Sitôt investi, Donald Trump a décidé début février de geler temporairement le financement du Plan d’urgence du président pour la lutte contre le sida (PEPFAR) ainsi que toute autre aide étrangère pour une période d’au moins 90 jours. L’organisation non gouvernementale Médecins sans frontières (MSF) alerte sur cette décision et plaide pour une restauration totale de l’aide américaine. « Plus de trois semaines après le gel des financements du PEPFAR par le gouvernement américain […] Nos équipes constatent que des personnes ont déjà perdu l’accès aux soins vitaux dans de nombreux pays et ne savent pas si/ou quand leur traitement reprendra », a indiqué Avril Benoît, directrice générale de MSF USA. Dans un communiqué publié le 14 février, MSF a décrit comment de nombreuses cliniques fournissant des services VIH, comme des tests, les traitements et la PrEP, avaient été fermées en Afrique du Sud. Elles ont laissé « les patients désemparés, ne sachant pas comment obtenir leurs médicaments vitaux », a écrit l’ONG. Pour rappel, le VIH contamine 1,3 million de personnes par an. Le sida reste la cause de 630 000 décès par an dont 60 % en Afrique.

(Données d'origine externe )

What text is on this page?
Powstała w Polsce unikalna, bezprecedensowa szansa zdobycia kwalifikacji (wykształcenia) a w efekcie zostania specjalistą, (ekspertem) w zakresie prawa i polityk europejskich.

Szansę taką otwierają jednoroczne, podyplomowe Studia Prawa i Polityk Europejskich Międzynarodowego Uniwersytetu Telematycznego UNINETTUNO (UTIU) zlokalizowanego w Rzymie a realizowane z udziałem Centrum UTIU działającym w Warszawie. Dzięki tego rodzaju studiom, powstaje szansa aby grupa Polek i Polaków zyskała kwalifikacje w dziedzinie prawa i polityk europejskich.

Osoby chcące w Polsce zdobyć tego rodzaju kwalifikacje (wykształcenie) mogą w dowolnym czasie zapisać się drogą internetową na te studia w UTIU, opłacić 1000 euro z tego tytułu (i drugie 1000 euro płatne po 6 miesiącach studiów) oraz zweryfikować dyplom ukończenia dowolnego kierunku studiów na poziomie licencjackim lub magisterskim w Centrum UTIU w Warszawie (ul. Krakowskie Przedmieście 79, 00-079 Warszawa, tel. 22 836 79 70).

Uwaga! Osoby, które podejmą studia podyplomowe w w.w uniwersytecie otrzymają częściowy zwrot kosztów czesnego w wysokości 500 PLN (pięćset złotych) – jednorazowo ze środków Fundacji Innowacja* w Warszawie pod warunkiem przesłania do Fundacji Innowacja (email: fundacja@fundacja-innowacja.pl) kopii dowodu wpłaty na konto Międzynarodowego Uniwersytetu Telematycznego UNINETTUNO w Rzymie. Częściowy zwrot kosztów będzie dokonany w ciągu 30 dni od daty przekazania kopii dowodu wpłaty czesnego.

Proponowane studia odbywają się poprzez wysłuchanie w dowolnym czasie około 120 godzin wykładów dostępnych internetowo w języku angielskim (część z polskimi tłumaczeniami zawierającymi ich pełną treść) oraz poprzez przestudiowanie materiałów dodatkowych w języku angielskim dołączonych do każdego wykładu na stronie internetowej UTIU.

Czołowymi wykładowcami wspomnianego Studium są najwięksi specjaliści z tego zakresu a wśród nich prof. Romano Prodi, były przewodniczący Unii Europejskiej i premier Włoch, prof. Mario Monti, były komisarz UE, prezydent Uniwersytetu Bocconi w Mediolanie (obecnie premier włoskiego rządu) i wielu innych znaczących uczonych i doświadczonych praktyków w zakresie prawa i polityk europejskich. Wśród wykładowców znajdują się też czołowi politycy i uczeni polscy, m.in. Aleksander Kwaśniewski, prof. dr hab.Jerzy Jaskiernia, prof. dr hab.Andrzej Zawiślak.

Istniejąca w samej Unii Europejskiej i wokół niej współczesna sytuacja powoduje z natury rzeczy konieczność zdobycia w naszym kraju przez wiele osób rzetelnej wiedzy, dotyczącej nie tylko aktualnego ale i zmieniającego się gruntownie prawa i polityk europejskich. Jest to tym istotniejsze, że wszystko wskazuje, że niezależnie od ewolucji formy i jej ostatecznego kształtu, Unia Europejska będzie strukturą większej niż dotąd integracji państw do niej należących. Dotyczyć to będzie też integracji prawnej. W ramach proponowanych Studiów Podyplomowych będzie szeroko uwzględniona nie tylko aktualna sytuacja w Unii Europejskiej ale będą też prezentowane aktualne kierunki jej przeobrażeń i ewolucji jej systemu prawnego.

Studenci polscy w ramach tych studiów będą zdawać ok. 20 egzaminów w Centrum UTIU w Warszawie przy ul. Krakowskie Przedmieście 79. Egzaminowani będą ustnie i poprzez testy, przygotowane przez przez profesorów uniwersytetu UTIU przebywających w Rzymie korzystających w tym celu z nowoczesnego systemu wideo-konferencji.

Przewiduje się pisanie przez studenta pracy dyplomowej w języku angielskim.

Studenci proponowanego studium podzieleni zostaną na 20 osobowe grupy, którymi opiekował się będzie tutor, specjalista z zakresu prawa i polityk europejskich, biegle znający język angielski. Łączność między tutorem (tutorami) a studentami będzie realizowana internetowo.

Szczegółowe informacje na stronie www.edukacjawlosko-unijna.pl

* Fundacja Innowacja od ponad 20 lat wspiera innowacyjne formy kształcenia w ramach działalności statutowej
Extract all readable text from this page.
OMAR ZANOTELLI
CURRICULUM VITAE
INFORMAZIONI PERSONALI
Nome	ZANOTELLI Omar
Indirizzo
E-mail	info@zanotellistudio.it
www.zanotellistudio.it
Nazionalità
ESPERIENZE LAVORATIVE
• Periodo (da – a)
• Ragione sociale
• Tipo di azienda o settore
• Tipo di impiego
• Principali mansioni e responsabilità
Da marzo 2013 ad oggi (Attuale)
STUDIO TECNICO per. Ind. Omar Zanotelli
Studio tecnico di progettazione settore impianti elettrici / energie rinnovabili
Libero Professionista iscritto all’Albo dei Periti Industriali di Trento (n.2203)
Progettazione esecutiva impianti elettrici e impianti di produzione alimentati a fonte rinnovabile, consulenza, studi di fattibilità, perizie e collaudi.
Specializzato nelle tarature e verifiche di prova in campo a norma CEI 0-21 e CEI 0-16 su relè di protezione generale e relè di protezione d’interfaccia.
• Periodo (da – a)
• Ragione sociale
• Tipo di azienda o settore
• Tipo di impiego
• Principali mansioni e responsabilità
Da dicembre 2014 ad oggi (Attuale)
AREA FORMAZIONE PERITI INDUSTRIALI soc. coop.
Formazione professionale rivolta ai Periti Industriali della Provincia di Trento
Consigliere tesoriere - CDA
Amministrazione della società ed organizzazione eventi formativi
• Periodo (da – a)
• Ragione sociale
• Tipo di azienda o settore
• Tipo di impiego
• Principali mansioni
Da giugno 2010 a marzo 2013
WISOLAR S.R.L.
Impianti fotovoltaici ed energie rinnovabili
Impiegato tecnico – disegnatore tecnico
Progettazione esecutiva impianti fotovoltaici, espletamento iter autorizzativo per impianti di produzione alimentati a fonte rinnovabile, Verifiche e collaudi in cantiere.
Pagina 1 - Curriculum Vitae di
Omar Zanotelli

En République démocratique du Congo, le modèle de distribution d’antirétroviraux est aussi affecté par le gel de l’aide américaine. « Des milliers de personnes se retrouvent sans assistance, avec un risque élevé de développer un VIH avancé », a précisé Médecins sans frontières dans son communiqué. « Chaque jour qui passe est une urgence pour les millions de personnes pour qui PEPFAR est une bouée de sauvetage », a ajouté Avril Benoît. Les programmes soutenus par le PEPFAR ont été intégrés dans le système de santé des pays partenaires depuis plus de vingt ans et ont permis de sauver plus de 25 millions de vies du sida. Ces interruptions dans le financement sont jugées « préoccupantes » par MSF, qui demande aux États-Unis de « reprendre immédiatement le financement de toutes les aides humanitaires et sanitaires critiques, y compris l’ensemble des opérations de PEPFAR ».
Des essais cliniques suspendus
Avec le programme PEPFAR, lancé par George W. Bush en 2003 pour aider les pays à faible revenu à accéder aux médicaments antirétroviraux, « le gouvernement américain prend en charge 20 des 30 millions de personnes sous traitement », explique Le Monde. Il fournit aussi 90% des PrEP, qui permettent d’éviter la contamination des personnes à risque. « Des gens vont mourir », a averti une source à l’hôpital universitaire de Juba, au Soudan du Sud, où le centre de traitement du VIH a réduit ses activités. La communauté scientifique est aussi impactée par ce gel des aides américaines puisque des essais cliniques ont été suspendus. La première phase d’expérimentation de deux vaccins contre le VIH dans huit pays d’Afrique devait débuter fin janvier. « Nous sommes stupéfaits de ce qui est en train de se passer », a indiqué Yazdan Yazdanpanah, directeur de l’Agence nationale de recherche sur le sida. Il a aussi rappelé que « la lutte contre le VIH est devenue, au fil des années, un modèle de coopération internationale exemplaire ». De nombreux médecins redoutent une reprise de l’épidémie de sida, une hausse de contaminations et une augmentation des morts liées à la maladie.